Minggu, 09 Oktober 2011

My friend and I (Diki Miharja)

Do you know something? Every man in this world needs to interact with the others, because it’s the way to know how pathetic we are. Imagine that if we have no friends, or someone else who knows everything about you, worrying you day and night, and also give some advice to you when you are doing something wrong, off course your live will far from happiness. You will always think that your live is not important, useless, and at the end you try to suicide yourself. Do you won’t like that, aren’t you?

By the way, first, we must choose for friend carefully and for your own kindness. Don’t ever think because she/he smart, rich than you, you want to be his/her friend, because if you think like that, you will regret it later. Second, don’t plunge each other, then if you have a problem, share with him/her and find the way together. And third, in a friendship, there is no name an “ex”, because a true friendship will always you remember till your last breath.


            This story was about me and my best friend, Ferry. He has been friend of mine since ten years old. We always shared each other and always have fun. I still remember with one of unforgettable memory, when we stole Mr. Ujang’s star fruits in his garden. We stole it, because we are so thirsty after playing football for along day. He climbed the tree and I waited for him, looked around if Mr. Ujang came out in his house. Like a monkey he climbed and picked the fruits very quickly. Unfortunately, when we not yet finished the fruits, we caught by Mr. Ujang. He looked like very angry. He said that he will tell us to our parents because of our act. When he looked at our tears down fall, I think it crushed his heart. He reconsider and decided not to do it, maybe it was because we are still young. In order to make us stop sobbing, he just gave us a little job. He just asked us to clean his yard. His yard was the garden itself. I just said “gosh”. Do you know how wide his yard? It seemed like a half of basket ball field. In the other hand, I feel gratitude to him, because he will not tell us to our parents about it.
           
In senior high school, we took different school. We are separated now. He was busy with his activity. And so I am.
Day by day, week by week, month by month, we met barely. I felt, it was hard to find him, even to say hallo. It was bored when you just stay in home, watching TV, do your homework and so on. I wanted a new life, so I decided to entry to one of famous gang motorcycles. As long as in these community, I can got anything that I want, tried all of thing that was forbidden for me before. I felt “freedom”. I smoked when there was no body in home. When I woke up in the morning, I felt hangover, it was because of “my night activity”. And all of thing that will make me excited.

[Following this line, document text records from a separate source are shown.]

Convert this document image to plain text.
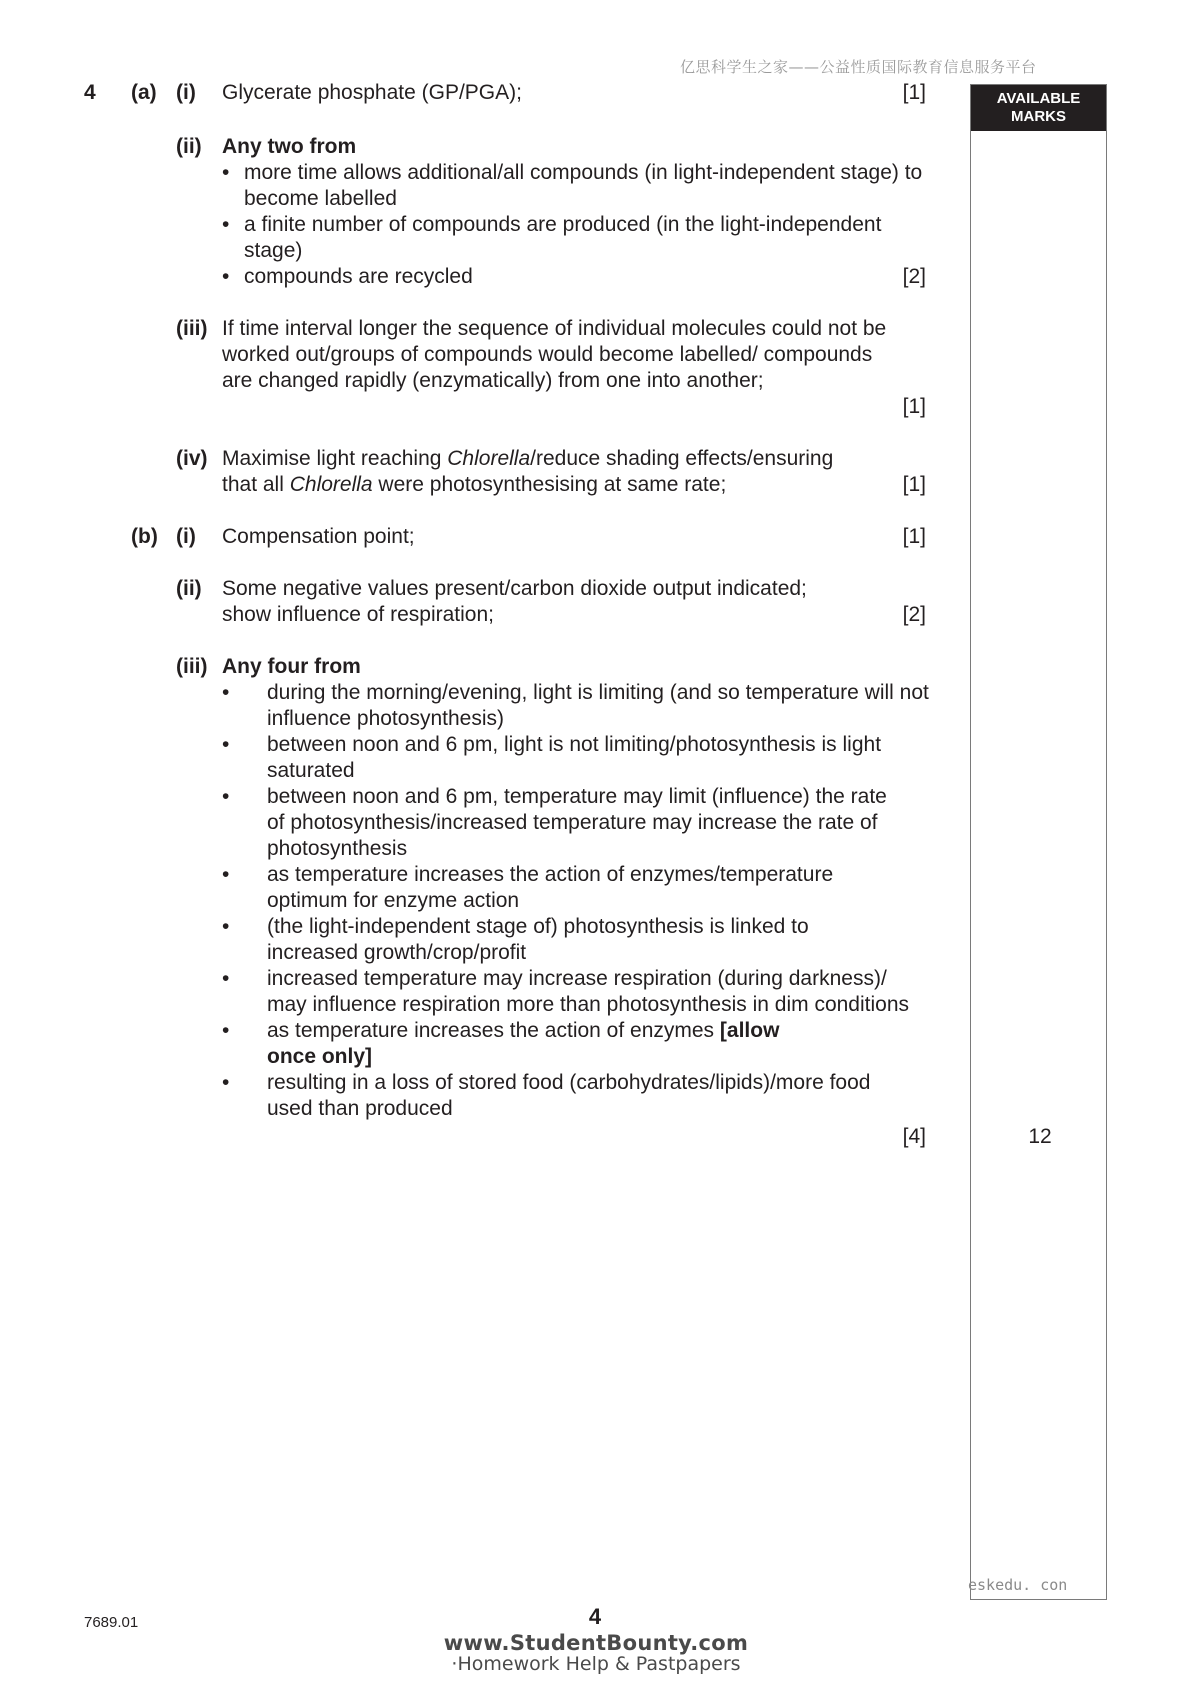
亿思科学生之家——公益性质国际教育信息服务平台
AVAILABLE
MARKS
4 (a) (i) Glycerate phosphate (GP/PGA);	[1]
(ii) Any two from
• more time allows additional/all compounds (in light-independent stage) to become labelled
• a finite number of compounds are produced (in the light-independent stage)
• compounds are recycled	[2]
(iii) If time interval longer the sequence of individual molecules could not be worked out/groups of compounds would become labelled/ compounds are changed rapidly (enzymatically) from one into another;
[1]
(iv) Maximise light reaching Chlorella/reduce shading effects/ensuring
that all Chlorella were photosynthesising at same rate;	[1]
(b) (i) Compensation point;	[1]
(ii) Some negative values present/carbon dioxide output indicated;
show influence of respiration;	[2]
(iii) Any four from
• during the morning/evening, light is limiting (and so temperature will not influence photosynthesis)
• between noon and 6 pm, light is not limiting/photosynthesis is light saturated
• between noon and 6 pm, temperature may limit (influence) the rate of photosynthesis/increased temperature may increase the rate of photosynthesis
• as temperature increases the action of enzymes/temperature optimum for enzyme action
• (the light-independent stage of) photosynthesis is linked to increased growth/crop/profit
• increased temperature may increase respiration (during darkness)/ may influence respiration more than photosynthesis in dim conditions
• as temperature increases the action of enzymes [allow once only]
• resulting in a loss of stored food (carbohydrates/lipids)/more food used than produced
[4]	12
eskedu. con
7689.01	4
www.StudentBounty.com
·Homework Help & Pastpapers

One day when we went for hangout. He told me that I was become someone else. He said that I was arrogant, anarchy, selfish. He wanted me back, like before. He was advice me to leave the darkest place in my life, but I didn’t noticed him. I still do all of the things in his back, and become more severe.

Every step that I take will be reflected later. I realize it when there was so much obstacle come to surface. First, my own best friend stay away from me. Second, because of all my bad habitually, my father left home, and I became get illness easily.

Muse, wishful, regret, it was all become one. I realized that I took a wrong path. I apologized to my parents, especially to my father, I promised to them that I will not doing something wrong again which is will make them difficult. Also for my best friend, Ferry, I was sorry because I didn’t notice you before. I want said it to you, but unfortunately, you had been moved just before I want to say it. Sorry, my best friend, wherever you are, you’re still in my heart.